Ich kann das freilich nur für den Museumsbereich beurteilen, dort gib es allerdings viele Beispiele. Allen voran das Nationale Historische Museum. Hier ist die Lage weiterhin desolat, etwas substantiell Neues gibt es nicht zu berichten: Das Gebäude in der Karl-Marx-Straße ist zu klein, in schlechtem Zustand, eine zusammenhängende Dauerausstellung fehlt, die Sonderausstellungen leiden häufig an Professionalität. Im letzten Jahr kam es noch schlimmer: Die Sammlungen, größtenteils untergebracht im alten Gebäude des Museums der Geschichte des Großen Vaterländischen Krieges (GVK) gelagert, das für den Abriss bestimmt war, mussten umziehen und befinden sich seitdem an fünf Standorten in der Stadt, deren Bedingungen man erst gar nicht näher beleuchten möchte. Nun ist der Geduldsfaden gerissen, die Leitung hat sich, sozusagen, als letztes Aufgebot, an die Regierung gewandt, diesen Zustand zu beenden. Die Presse hat ausführlich über den Verfall des nationalen Kulturerbes berichtet (Культура 35 (1213), 29.8.2015) und man wünscht sich, dass die Öffentlichkeit aufgerüttelt wird. Nachdem sich schon der Umzug in ein neues Gebäude vor einigen Jahren erledigt hat, weil man dort nach Jahren der Neukonzeption des Museums doch lieber eine Sicherheitsbehörde untergebracht hat, träumen die Kollegen nun von einem Neubau an der Stelle, wo das alte Gebäude des Museums GVK in der Zwischenzeit abgerissen wurde. Vermutlich wird das leider ein Traum bleiben.
Eher ein Albtraum war dagegen wohl der Umzug des Museums GVK. Nachdem der Direktor, Vitalij Skobeljov, die Herkulesaufgabe der Neueröffnung 9. Mai 2014 kurzfristig von dem kurzerhand gefeuerten Sergej Azaronok übernommen hatte, ist ihm nun offenbar klar geworden, dass es mit der Eröffnung nicht getan ist und die eigentlichen Probleme der Bauabnahme, der Anpassung der unter Druck eröffneten Ausstellung und vor allem der Aufrechterhaltung des öffentlichen Interesses jenseits der Jahrestage jetzt erst anstehen. Das will er sich, wer will es ihm verdenken, nicht antun und hat gekündigt. Wer ihm nachfolgt, ist noch offen. Der alte Direktor zieht seine Fäden.

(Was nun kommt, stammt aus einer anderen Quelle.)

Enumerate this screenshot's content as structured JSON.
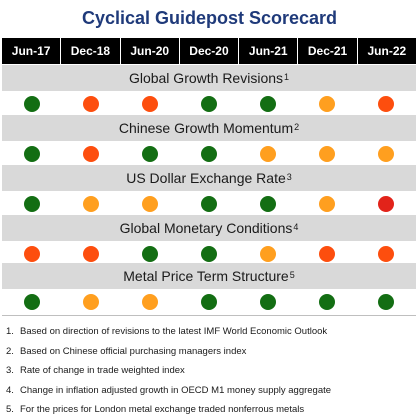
{
  "title": "Cyclical Guidepost Scorecard",
  "periods": [
    "Jun-17",
    "Dec-18",
    "Jun-20",
    "Dec-20",
    "Jun-21",
    "Dec-21",
    "Jun-22"
  ],
  "colors": {
    "green": "#136e13",
    "orange": "#ff9f1f",
    "red_orange": "#fd4e0e",
    "red": "#e2231a",
    "header_bg": "#000000",
    "band_bg": "#d9d9d9",
    "title": "#1f3a7a"
  },
  "sections": [
    {
      "label": "Global Growth Revisions",
      "note_ref": "1",
      "signals": [
        "green",
        "red_orange",
        "red_orange",
        "green",
        "green",
        "orange",
        "red_orange"
      ]
    },
    {
      "label": "Chinese Growth Momentum",
      "note_ref": "2",
      "signals": [
        "green",
        "red_orange",
        "green",
        "green",
        "orange",
        "orange",
        "orange"
      ]
    },
    {
      "label": "US Dollar Exchange Rate",
      "note_ref": "3",
      "signals": [
        "green",
        "orange",
        "orange",
        "green",
        "green",
        "orange",
        "red"
      ]
    },
    {
      "label": "Global Monetary Conditions",
      "note_ref": "4",
      "signals": [
        "red_orange",
        "red_orange",
        "green",
        "green",
        "orange",
        "red_orange",
        "red_orange"
      ]
    },
    {
      "label": "Metal Price Term Structure",
      "note_ref": "5",
      "signals": [
        "green",
        "orange",
        "orange",
        "green",
        "green",
        "green",
        "green"
      ]
    }
  ],
  "notes": [
    {
      "num": "1.",
      "text": "Based on direction of revisions to the latest IMF World Economic Outlook"
    },
    {
      "num": "2.",
      "text": "Based on Chinese official purchasing managers index"
    },
    {
      "num": "3.",
      "text": "Rate of change in trade weighted index"
    },
    {
      "num": "4.",
      "text": "Change in inflation adjusted growth in OECD M1 money supply aggregate"
    },
    {
      "num": "5.",
      "text": "For the prices for London metal exchange traded nonferrous metals"
    }
  ]
}
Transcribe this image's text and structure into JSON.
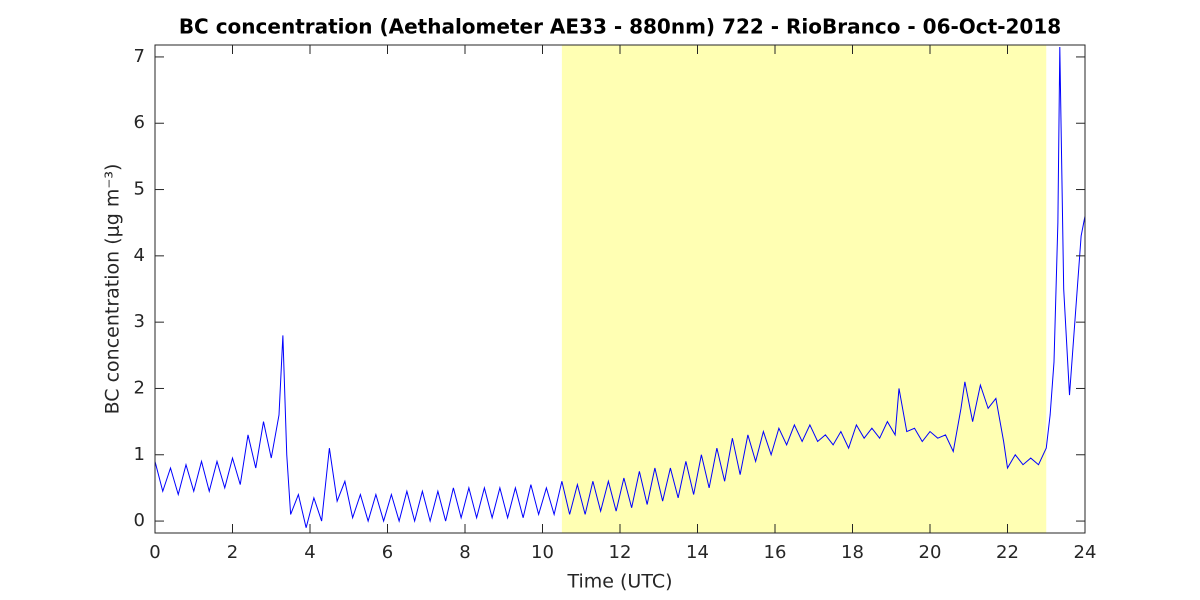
{
  "chart_data": {
    "type": "line",
    "title": "BC concentration (Aethalometer AE33 - 880nm) 722 - RioBranco - 06-Oct-2018",
    "xlabel": "Time (UTC)",
    "ylabel": "BC concentration (μg m⁻³)",
    "highlight": [
      10.5,
      23
    ],
    "highlight_color": "#ffffb3",
    "xlim": [
      0,
      24
    ],
    "xticks": [
      0,
      2,
      4,
      6,
      8,
      10,
      12,
      14,
      16,
      18,
      20,
      22,
      24
    ],
    "ylim": [
      -0.18,
      7.18
    ],
    "yticks": [
      0,
      1,
      2,
      3,
      4,
      5,
      6,
      7
    ],
    "series": [
      {
        "color": "#0000ff",
        "x": [
          0,
          0.2,
          0.4,
          0.6,
          0.8,
          1.0,
          1.2,
          1.4,
          1.6,
          1.8,
          2.0,
          2.2,
          2.4,
          2.6,
          2.8,
          3.0,
          3.2,
          3.3,
          3.4,
          3.5,
          3.7,
          3.9,
          4.1,
          4.3,
          4.5,
          4.7,
          4.9,
          5.1,
          5.3,
          5.5,
          5.7,
          5.9,
          6.1,
          6.3,
          6.5,
          6.7,
          6.9,
          7.1,
          7.3,
          7.5,
          7.7,
          7.9,
          8.1,
          8.3,
          8.5,
          8.7,
          8.9,
          9.1,
          9.3,
          9.5,
          9.7,
          9.9,
          10.1,
          10.3,
          10.5,
          10.7,
          10.9,
          11.1,
          11.3,
          11.5,
          11.7,
          11.9,
          12.1,
          12.3,
          12.5,
          12.7,
          12.9,
          13.1,
          13.3,
          13.5,
          13.7,
          13.9,
          14.1,
          14.3,
          14.5,
          14.7,
          14.9,
          15.1,
          15.3,
          15.5,
          15.7,
          15.9,
          16.1,
          16.3,
          16.5,
          16.7,
          16.9,
          17.1,
          17.3,
          17.5,
          17.7,
          17.9,
          18.1,
          18.3,
          18.5,
          18.7,
          18.9,
          19.1,
          19.2,
          19.4,
          19.6,
          19.8,
          20.0,
          20.2,
          20.4,
          20.6,
          20.8,
          20.9,
          21.1,
          21.3,
          21.5,
          21.7,
          21.9,
          22.0,
          22.2,
          22.4,
          22.6,
          22.8,
          23.0,
          23.1,
          23.2,
          23.3,
          23.35,
          23.45,
          23.6,
          23.8,
          23.9,
          24.0
        ],
        "values": [
          0.9,
          0.45,
          0.8,
          0.4,
          0.85,
          0.45,
          0.9,
          0.45,
          0.9,
          0.5,
          0.95,
          0.55,
          1.3,
          0.8,
          1.5,
          0.95,
          1.6,
          2.8,
          1.0,
          0.1,
          0.4,
          -0.1,
          0.35,
          0.0,
          1.1,
          0.3,
          0.6,
          0.05,
          0.4,
          0.0,
          0.4,
          0.0,
          0.4,
          0.0,
          0.45,
          0.0,
          0.45,
          0.0,
          0.45,
          0.0,
          0.5,
          0.05,
          0.5,
          0.05,
          0.5,
          0.05,
          0.5,
          0.05,
          0.5,
          0.05,
          0.55,
          0.1,
          0.5,
          0.1,
          0.6,
          0.1,
          0.55,
          0.1,
          0.6,
          0.15,
          0.6,
          0.15,
          0.65,
          0.2,
          0.75,
          0.25,
          0.8,
          0.3,
          0.8,
          0.35,
          0.9,
          0.4,
          1.0,
          0.5,
          1.1,
          0.6,
          1.25,
          0.7,
          1.3,
          0.9,
          1.35,
          1.0,
          1.4,
          1.15,
          1.45,
          1.2,
          1.45,
          1.2,
          1.3,
          1.15,
          1.35,
          1.1,
          1.45,
          1.25,
          1.4,
          1.25,
          1.5,
          1.3,
          2.0,
          1.35,
          1.4,
          1.2,
          1.35,
          1.25,
          1.3,
          1.05,
          1.7,
          2.1,
          1.5,
          2.05,
          1.7,
          1.85,
          1.2,
          0.8,
          1.0,
          0.85,
          0.95,
          0.85,
          1.1,
          1.6,
          2.4,
          4.5,
          7.15,
          3.5,
          1.9,
          3.5,
          4.3,
          4.6
        ]
      }
    ]
  }
}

Eine Konstante, um nicht zu sagen: Fossil des Museumsbetriebs ist derweil der Direktor des Nationalen Kunstmuseums Vladimir Prokopcov, der ungeachtet aller Herausforderungen mit bewundernswerter Konsequenz seine Idee des Museumsquartals rund um das zentrale Gebäude seines Hauses verfolgt. Offenbar geht es gut voran, geplant sind weitere Ausstellungsflächen, ein zentraler Servicebereiche und ein nationales Restaurierungszentrum.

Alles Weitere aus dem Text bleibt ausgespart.